A propos des troubles du goût post-traumatiques

Introduction

La gustation constitue probablement avec l’olfaction l’une des plus anciennes sensibilités des êtres vivants. La perte du goût est considérée comme un « handicap invisible », qui frappe l’individu de manière importante en terme de qualité de vie sans être perçu à l’extérieur. D’une manière inopportune, le sens du goût, qui apparaît anatomiquement très complexe et encore incomplètement élucidé, est considéré comme « mineur » par rapport aux autres.
Cicéron soutenait que « non sequitur ut, cui cor sapiat, non sapiat palatus » (celui qui a le cœur sage, a aussi le palais sage). [1]
Les perturbations du goût sont considérées aujourd’hui comme des dysfonctionnements d’intérêt secondaire. Peut-être faut-il en imputer la raison aux philosophes qui, comme Kant, établirent une hiérarchie des sens et reléguèrent goût et olfaction au rang des sens animaux, primitifs, moins nobles que la vue et l’ouïe, qui caractérisent l’homme raffiné [2,3]
Les désordres du goût, seuls ou en association avec la dysosmie, sont des symptômes particulièrement invalidants en raison des profondes répercussions sur la vie personnelle et relationnelle du sujet atteint. Ils peuvent avoir de graves conséquences inhérentes à l’incapacité à reconnaître d’éventuelles substances nuisibles. Cela entraîne également des modifications progressives des attitudes alimentaires avec possible apparition ou aggravation de problèmes nutritionnels. Signalons enfin l’augmentation du stress et l’éventualité d’anorexie et de dépression.
Dans le domaine professionnel, une altération de ce type pour un cuisinier, un sommelier ou un dégustateur d’huile d’olive induit une incapacité et une inaptitude au travail très préjudiciables sur les plans économique et personnel.

Les pathologies du goût ont beaucoup de causes : parodontopathies, prothèses et amalgames dentaires, mauvaise hygiène dentaire, syndrome de Sjögren, mycoses, tabagisme, alcoolisme, infections virales ORL, diabète par neuropathie, effets médicamenteux, hypothyroïdie, tumeur des nerfs de la gustation, radiothérapie et chimiothérapie, épilepsie, troubles psychiques, dépression, dysautonomie familiale, vieillissement, grossesse ou ménopause, carences en vitamines ou oligoéléments, etc.[4]

L’objet de cet article portera sur les dysgueusies post-traumatiques.
La première description d’un cas d’anosmie et d’agueusie après un traumatisme crânien est rapportée en 1870 par Ogle.

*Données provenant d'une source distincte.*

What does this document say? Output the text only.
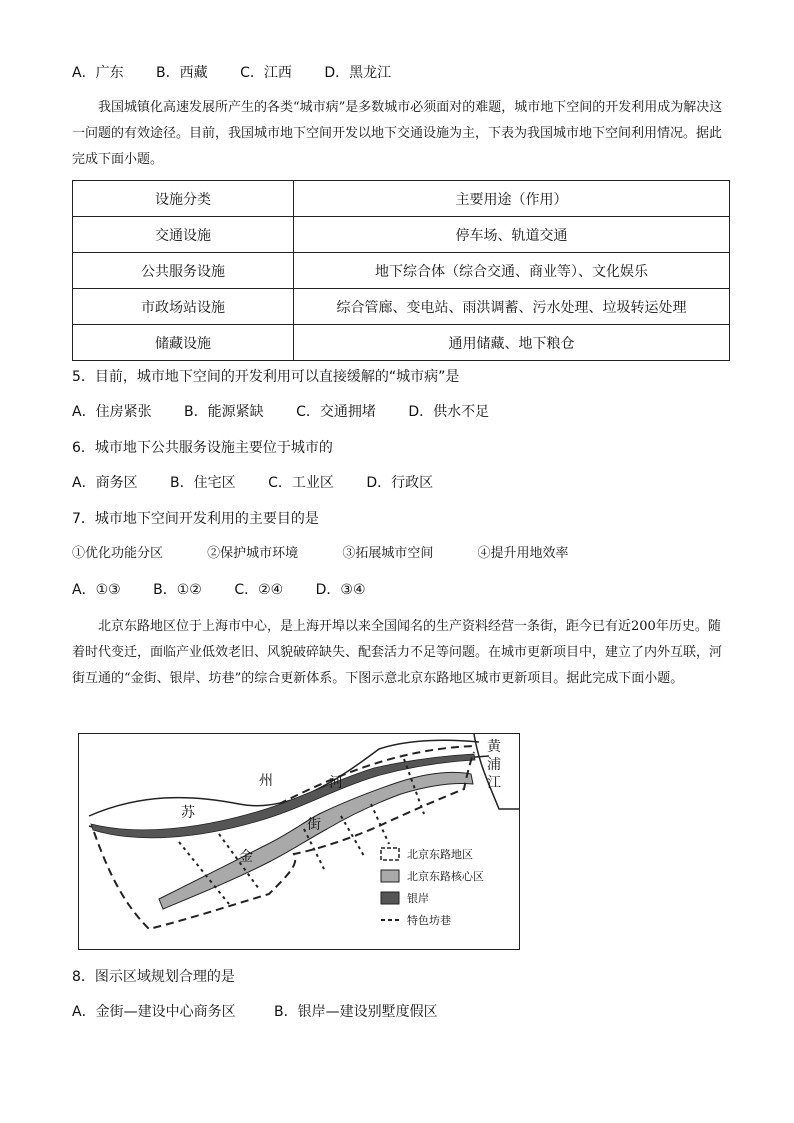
A．广东 B．西藏 C．江西 D．黑龙江
我国城镇化高速发展所产生的各类“城市病”是多数城市必须面对的难题，城市地下空间的开发利用成为解决这一问题的有效途径。目前，我国城市地下空间开发以地下交通设施为主，下表为我国城市地下空间利用情况。据此完成下面小题。
设施分类	主要用途（作用）
交通设施	停车场、轨道交通
公共服务设施	地下综合体（综合交通、商业等）、文化娱乐
市政场站设施	综合管廊、变电站、雨洪调蓄、污水处理、垃圾转运处理
储藏设施	通用储藏、地下粮仓
5．目前，城市地下空间的开发利用可以直接缓解的“城市病”是
A．住房紧张 B．能源紧缺 C．交通拥堵 D．供水不足
6．城市地下公共服务设施主要位于城市的
A．商务区 B．住宅区 C．工业区 D．行政区
7．城市地下空间开发利用的主要目的是
①优化功能分区	②保护城市环境	③拓展城市空间	④提升用地效率
A．①③ B．①② C．②④ D．③④
北京东路地区位于上海市中心，是上海开埠以来全国闻名的生产资料经营一条街，距今已有近200年历史。随着时代变迁，面临产业低效老旧、风貌破碎缺失、配套活力不足等问题。在城市更新项目中，建立了内外互联，河街互通的“金街、银岸、坊巷”的综合更新体系。下图示意北京东路地区城市更新项目。据此完成下面小题。
黄浦江
苏
州	河
街
金	北京东路地区
北京东路核心区
银岸
特色坊巷
8．图示区域规划合理的是
A．金街—建设中心商务区	B．银岸—建设别墅度假区
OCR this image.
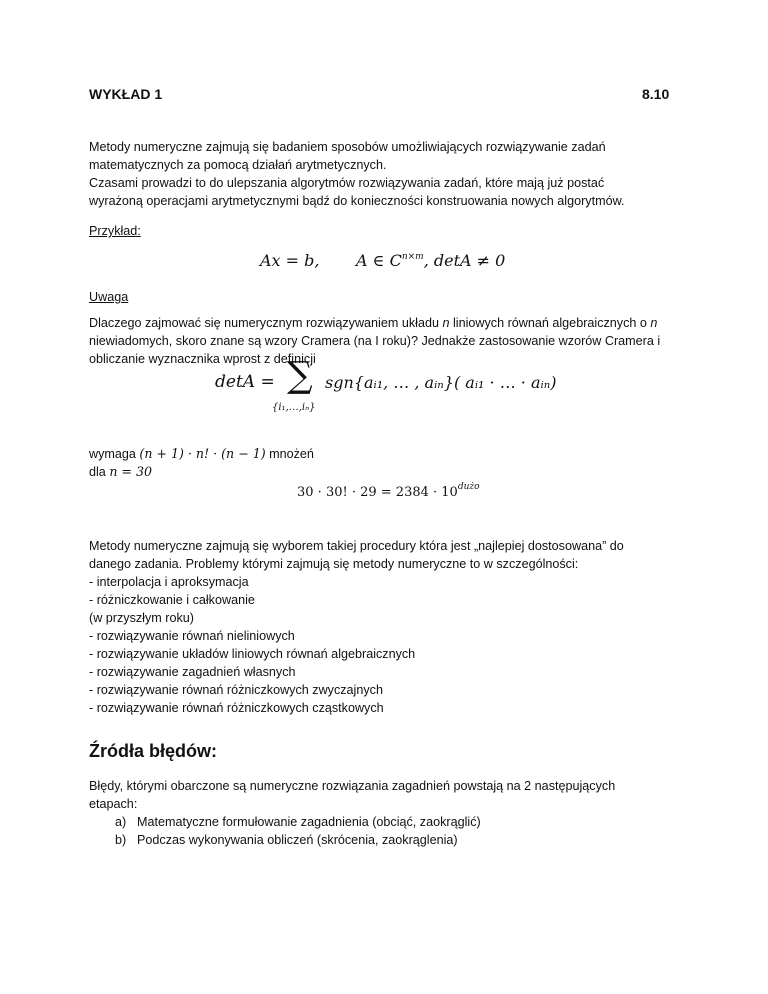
WYKŁAD 1	8.10
Metody numeryczne zajmują się badaniem sposobów umożliwiających rozwiązywanie zadań
matematycznych za pomocą działań arytmetycznych.
Czasami prowadzi to do ulepszania algorytmów rozwiązywania zadań, które mają już postać
wyrażoną operacjami arytmetycznymi bądź do konieczności konstruowania nowych algorytmów.
Przykład:
Ax = b, A ∈ $C^{n\times m}$, detA ≠ 0
Uwaga
Dlaczego zajmować się numerycznym rozwiązywaniem układu n liniowych równań algebraicznych o n
niewiadomych, skoro znane są wzory Cramera (na I roku)? Jednakże zastosowanie wzorów Cramera i
obliczanie wyznacznika wprost z definicji
detA = ∑
{i₁,…,iₙ}
sgn{aᵢ₁, … , aᵢₙ}( aᵢ₁ · … · aᵢₙ)
wymaga (n + 1) · n! · (n − 1) mnożeń
dla n = 30
30 · 30! · $29 = 2384 \cdot 10^{dużo}$
Metody numeryczne zajmują się wyborem takiej procedury która jest „najlepiej dostosowana” do
danego zadania. Problemy którymi zajmują się metody numeryczne to w szczególności:
- interpolacja i aproksymacja
- różniczkowanie i całkowanie
(w przyszłym roku)
- rozwiązywanie równań nieliniowych
- rozwiązywanie układów liniowych równań algebraicznych
- rozwiązywanie zagadnień własnych
- rozwiązywanie równań różniczkowych zwyczajnych
- rozwiązywanie równań różniczkowych cząstkowych
Źródła błędów:
Błędy, którymi obarczone są numeryczne rozwiązania zagadnień powstają na 2 następujących
etapach:
a) Matematyczne formułowanie zagadnienia (obciąć, zaokrąglić)
b) Podczas wykonywania obliczeń (skrócenia, zaokrąglenia)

Le plus ancien cas d’agueusie post-traumatique « pure » est notifié en 1876 par Ferrier.[5]

Les études modernes suggèrent que l’agueusie est présente dans environ 0,5% de tous les traumatismes crâniens (Costanzo et Becker, 1986 ; Costanzo et D. Zasler, 1991 ; Deems et col, 1991 ; Leigh, 1943). Toutefois,elle peut être plus fréquente lorsqu’il existe une perte concomitante de la fonction olfactive (5-7%) (Leigh, 1943, Sumner, 1967, Mifka, 1965). Chez Deems et coll. (1991), 132 cas de traumatisme crânien ont été évalués avec 46 cas de dysgueusies répertoriés [6,7,8,9,10,11,12]. Dans la plupart des situations, une atténuation de la symptomatologie est signalée dans le temps. Aucune relation entre la gravité des lésions à la tête, et l’apparition ou la durée de la perte du goût n’est rapportée jusqu’à présent (Sumner, 1967). Bien que la bibliographie ne mentionne qu’un faible pourcentage de cas, la demande de reconnaissance de la symptomatologie est au demeurant non négligeable.
Les méthodes objectives non encore entièrement codifiées, sont coûteuses, concentrées dans peu d’universités et nécessitent du personnel particulièrement qualifié.
La démonstration du rapport de causalité ne semble pas toujours facile.[13,14]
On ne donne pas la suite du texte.